Extendió su mano, queriendo tomar la de la rubia.
—Relájate, ¿sí? Que vamos a salir de ésta —le susurró, no quería desconcentrarla.
—Pase lo que pase, no vayas detrás de mí, por favor —le dijo, cerrando con fuerza los ojos. No deseaba ver lo que se acercaba.
—Te juro que cuando acabe todo esto, nos estaremos riendo de esta experiencia y servirá como lección a nuestros niños, ya verás.
Sus manos por fin se tocaron, y poco a poco Hans fue jalándola hacia él, procurando no golpear el hielo con ninguna de sus extremidades.
Volvió a crujir, sin pensárselo dos veces usó sus pies y la empujó lo más fuerte que pudo, haciéndola llegar ya a unos pocos metros de la orilla.
—¡Hans! —gritó, cuando vio que parte de la superficie en donde ella se encontraba segundos antes cayó al agua, y no muy lejos de el muchacho.
—¡Ahí quédate! —le contestó.
Empezó a gatear hasta ella, logrando por fin respirar.

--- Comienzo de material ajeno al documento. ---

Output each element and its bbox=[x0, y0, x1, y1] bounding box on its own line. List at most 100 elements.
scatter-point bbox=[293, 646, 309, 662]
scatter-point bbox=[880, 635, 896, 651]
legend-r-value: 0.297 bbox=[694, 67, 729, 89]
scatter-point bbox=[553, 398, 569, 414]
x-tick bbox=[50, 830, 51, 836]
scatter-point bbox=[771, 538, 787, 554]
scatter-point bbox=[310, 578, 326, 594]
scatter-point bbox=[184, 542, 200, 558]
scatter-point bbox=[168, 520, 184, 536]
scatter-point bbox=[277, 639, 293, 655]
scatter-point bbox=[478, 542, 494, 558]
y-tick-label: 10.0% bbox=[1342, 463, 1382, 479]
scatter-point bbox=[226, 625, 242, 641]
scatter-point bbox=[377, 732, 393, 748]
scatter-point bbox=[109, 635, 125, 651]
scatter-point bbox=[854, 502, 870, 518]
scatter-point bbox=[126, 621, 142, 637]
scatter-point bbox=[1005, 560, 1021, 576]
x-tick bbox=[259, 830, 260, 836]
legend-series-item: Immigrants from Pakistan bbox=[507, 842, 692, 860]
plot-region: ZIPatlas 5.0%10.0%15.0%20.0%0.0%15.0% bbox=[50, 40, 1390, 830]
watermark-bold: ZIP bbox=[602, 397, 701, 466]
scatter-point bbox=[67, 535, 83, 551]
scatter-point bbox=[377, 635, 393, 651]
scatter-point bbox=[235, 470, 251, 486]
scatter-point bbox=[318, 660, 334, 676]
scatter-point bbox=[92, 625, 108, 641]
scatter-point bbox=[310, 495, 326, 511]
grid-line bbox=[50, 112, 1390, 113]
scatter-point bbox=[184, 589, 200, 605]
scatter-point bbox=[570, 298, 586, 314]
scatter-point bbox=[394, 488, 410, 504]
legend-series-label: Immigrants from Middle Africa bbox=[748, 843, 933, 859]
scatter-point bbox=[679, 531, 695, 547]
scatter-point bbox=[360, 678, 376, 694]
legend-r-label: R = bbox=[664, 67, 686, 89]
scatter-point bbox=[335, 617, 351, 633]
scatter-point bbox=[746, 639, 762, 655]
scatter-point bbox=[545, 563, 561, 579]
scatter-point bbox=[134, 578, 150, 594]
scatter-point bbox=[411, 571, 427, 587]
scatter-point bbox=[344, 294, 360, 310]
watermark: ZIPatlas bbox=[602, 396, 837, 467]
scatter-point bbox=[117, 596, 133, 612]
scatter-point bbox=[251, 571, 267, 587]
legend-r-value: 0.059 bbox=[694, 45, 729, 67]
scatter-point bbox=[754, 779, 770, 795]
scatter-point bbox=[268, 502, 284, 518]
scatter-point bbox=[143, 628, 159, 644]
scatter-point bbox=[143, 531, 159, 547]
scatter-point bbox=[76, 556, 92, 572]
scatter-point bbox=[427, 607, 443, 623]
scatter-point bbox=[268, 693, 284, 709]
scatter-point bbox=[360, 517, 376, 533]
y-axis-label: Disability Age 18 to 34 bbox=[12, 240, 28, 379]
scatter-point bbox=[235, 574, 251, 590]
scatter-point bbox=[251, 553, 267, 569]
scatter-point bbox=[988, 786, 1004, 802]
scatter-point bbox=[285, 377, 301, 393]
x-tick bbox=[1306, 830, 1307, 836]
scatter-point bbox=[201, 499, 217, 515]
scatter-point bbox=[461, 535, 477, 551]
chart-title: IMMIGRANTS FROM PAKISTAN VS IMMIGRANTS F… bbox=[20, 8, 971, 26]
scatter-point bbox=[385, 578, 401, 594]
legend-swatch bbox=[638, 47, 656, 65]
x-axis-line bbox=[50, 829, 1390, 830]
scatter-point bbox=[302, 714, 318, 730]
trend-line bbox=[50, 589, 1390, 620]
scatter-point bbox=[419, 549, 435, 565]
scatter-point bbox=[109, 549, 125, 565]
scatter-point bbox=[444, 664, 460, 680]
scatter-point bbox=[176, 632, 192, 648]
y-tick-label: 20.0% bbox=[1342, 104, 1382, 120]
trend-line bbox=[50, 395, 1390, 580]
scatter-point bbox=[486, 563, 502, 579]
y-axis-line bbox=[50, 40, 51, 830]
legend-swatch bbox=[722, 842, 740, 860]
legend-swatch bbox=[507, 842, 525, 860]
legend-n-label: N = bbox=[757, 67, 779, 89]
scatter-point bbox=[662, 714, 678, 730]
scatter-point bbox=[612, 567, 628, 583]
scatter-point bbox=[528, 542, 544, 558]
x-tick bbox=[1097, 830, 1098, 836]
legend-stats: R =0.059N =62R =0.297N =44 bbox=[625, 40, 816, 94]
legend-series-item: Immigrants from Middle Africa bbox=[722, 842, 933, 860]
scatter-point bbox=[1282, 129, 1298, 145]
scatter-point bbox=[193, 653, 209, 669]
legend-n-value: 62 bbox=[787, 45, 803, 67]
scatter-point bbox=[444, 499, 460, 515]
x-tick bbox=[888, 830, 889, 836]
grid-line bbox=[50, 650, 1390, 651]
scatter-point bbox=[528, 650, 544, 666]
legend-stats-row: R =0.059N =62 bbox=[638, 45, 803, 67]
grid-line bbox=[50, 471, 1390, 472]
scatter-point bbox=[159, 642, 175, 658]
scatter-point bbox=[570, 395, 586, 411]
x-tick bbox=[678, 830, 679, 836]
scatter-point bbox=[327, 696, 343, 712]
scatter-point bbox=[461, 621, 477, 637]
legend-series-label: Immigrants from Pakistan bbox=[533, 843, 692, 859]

Cuando los dos tocaron la tierra, la rubia no dudó en echársele encima y llorar desconsoladamente en su cuello.
—¡Mierda, jamás tuve tanto miedo como ahora! ¡Muchísimas gracias por salvarme! —balbuceó, otra vez con lágrimas en la cara.
—¿Bromeas? Elsa, yo daría la vida por ti —sentenció, y la abrazó con fuerza.
El fuerte olor metálico le avisó a la ojiazul el estado de su pareja.
—Te quemaste —susurró, acariciando su cabello.
—Descuida, mi abuela hará alguna de sus pociones mágicas para mis manos, con lo bruja que se comporta conmigo.
De estar llorando y rezando por sus vidas pasaron a reírse con locura. Esperando que así pudieran aprender de la lección.